The chancellor’s Growth Plan is unlikely to have a measurable impact on the size of the economy and any short-term boost is set to be neutralised by the Bank of England. Whether the ultimate consequences of this plan are higher interest rates triggering house price falls, or public services cuts to fill the yawning fiscal deficit, this fiscal cakeism is unlikely to end well for the government.
Ian Mulheirn Executive Director, UK Policy
Poorer households are still set to be worse off from April as additional support offered this year will not be repeated. Meanwhile, better-off households will benefit from today’s tax cuts, with the richest tenth being £2,000 a year better off next year than they are today.
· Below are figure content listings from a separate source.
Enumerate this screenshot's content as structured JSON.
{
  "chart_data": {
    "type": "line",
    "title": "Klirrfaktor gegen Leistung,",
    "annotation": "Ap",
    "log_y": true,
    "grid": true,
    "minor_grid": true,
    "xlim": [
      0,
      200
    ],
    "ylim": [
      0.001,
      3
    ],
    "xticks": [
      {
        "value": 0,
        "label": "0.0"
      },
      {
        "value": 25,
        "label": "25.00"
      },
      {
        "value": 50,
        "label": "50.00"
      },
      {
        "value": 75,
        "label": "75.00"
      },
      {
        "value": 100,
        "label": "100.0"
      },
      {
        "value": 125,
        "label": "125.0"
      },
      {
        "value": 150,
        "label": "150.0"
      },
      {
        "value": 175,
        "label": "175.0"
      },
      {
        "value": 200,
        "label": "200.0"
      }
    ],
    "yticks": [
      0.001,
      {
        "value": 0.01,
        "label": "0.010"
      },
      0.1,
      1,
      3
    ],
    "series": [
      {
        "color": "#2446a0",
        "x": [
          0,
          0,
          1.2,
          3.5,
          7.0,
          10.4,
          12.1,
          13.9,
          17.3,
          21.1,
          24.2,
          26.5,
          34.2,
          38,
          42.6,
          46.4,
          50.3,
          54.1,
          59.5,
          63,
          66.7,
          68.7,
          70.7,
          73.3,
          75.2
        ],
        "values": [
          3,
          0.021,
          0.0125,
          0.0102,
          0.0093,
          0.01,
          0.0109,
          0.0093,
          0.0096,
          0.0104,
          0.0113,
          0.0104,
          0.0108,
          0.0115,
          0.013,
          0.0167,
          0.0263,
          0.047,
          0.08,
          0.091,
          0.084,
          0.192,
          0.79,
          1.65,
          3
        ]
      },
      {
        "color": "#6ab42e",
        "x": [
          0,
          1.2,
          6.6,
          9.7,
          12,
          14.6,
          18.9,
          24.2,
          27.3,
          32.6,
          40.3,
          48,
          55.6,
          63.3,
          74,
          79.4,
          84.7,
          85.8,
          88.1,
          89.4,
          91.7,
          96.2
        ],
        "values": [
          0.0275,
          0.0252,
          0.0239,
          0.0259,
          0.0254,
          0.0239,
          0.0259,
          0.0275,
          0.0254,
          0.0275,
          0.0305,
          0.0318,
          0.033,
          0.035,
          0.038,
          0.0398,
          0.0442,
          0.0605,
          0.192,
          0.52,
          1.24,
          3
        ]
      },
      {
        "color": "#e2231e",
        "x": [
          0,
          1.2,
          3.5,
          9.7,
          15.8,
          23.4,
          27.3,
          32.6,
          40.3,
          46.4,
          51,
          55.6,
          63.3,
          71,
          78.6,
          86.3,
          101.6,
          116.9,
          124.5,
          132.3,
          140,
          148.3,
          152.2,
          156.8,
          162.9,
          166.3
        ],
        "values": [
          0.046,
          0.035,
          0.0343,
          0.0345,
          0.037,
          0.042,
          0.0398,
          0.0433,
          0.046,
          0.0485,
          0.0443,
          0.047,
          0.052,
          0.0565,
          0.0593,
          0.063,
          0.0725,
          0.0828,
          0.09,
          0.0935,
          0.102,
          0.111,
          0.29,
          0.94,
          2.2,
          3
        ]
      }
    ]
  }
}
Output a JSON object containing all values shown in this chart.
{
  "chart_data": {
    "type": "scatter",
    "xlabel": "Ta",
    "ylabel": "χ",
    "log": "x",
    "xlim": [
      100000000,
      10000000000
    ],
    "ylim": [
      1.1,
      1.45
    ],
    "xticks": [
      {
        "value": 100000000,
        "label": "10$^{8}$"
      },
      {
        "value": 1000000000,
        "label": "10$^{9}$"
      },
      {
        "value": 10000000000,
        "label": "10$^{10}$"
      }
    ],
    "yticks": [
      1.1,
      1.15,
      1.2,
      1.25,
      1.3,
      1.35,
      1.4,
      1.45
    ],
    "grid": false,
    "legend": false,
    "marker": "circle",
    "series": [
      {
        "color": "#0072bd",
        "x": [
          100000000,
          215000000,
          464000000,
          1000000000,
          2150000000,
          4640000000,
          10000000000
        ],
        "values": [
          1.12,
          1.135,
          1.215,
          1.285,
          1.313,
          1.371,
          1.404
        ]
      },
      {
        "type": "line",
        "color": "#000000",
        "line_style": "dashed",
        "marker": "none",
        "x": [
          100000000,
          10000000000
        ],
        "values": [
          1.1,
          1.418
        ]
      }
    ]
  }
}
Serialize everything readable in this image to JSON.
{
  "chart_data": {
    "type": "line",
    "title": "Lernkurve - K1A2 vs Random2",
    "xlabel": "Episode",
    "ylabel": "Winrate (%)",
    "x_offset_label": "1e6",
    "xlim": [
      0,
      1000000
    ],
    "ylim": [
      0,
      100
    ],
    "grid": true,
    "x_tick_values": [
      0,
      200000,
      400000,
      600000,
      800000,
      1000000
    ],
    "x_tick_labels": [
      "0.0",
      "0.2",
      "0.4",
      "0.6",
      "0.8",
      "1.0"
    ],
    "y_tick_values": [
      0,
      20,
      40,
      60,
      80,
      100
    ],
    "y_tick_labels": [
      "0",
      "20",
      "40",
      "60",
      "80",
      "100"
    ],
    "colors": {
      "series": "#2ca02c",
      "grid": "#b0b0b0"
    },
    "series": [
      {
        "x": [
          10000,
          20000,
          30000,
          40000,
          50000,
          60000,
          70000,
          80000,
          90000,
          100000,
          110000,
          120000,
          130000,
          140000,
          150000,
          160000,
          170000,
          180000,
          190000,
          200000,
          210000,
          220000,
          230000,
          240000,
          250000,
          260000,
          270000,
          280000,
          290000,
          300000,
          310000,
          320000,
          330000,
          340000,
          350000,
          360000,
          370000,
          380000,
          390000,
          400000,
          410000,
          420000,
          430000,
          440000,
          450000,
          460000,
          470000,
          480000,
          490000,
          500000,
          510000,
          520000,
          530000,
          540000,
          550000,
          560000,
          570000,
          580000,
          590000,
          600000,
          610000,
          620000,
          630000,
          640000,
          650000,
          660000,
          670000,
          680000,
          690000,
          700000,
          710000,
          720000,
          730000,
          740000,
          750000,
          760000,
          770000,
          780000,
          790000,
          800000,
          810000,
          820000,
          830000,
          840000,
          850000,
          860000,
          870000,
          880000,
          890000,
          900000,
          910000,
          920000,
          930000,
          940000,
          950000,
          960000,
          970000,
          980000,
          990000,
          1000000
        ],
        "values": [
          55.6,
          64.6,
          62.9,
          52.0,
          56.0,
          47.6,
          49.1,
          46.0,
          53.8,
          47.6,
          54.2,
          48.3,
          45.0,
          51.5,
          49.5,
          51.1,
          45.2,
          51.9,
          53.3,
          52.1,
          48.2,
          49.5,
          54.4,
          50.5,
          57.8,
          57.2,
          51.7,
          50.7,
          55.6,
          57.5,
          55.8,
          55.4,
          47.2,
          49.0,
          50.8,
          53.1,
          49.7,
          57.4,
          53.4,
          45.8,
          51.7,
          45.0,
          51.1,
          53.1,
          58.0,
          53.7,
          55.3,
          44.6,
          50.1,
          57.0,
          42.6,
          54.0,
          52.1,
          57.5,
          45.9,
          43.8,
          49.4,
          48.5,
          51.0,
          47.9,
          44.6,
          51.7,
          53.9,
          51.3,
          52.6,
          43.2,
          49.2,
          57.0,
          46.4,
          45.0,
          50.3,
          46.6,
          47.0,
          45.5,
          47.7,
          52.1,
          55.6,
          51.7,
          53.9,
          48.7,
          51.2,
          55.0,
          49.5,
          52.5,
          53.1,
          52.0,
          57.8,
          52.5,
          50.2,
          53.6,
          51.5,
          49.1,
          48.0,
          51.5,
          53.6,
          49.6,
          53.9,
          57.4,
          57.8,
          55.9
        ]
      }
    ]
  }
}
James Browne Head of Work, Income and Inequality
Figure 2: Poorer households still set to be worse off in April
At £60 billion for six months, energy bill support is clearly fiscally unsustainable, but government has no exit strategy except to hope prices fall. The clock is ticking, and markets are watching. The planning needs to happen now.
Daniel Newport Head of Net Zero
It’s back to the future on corporate tax reforms
Jeegar Kakkad Head of Productivity and Innovation
Figure 3: Main corporate tax rate and annual investment allowance remain unchanged
Special Investment Zones are only likely to succeed as part of an integrated plan to raise productivity. But there is little evidence of this kind of long-term thinking here. Rather they look set to leak tax revenues while doing nothing for growth.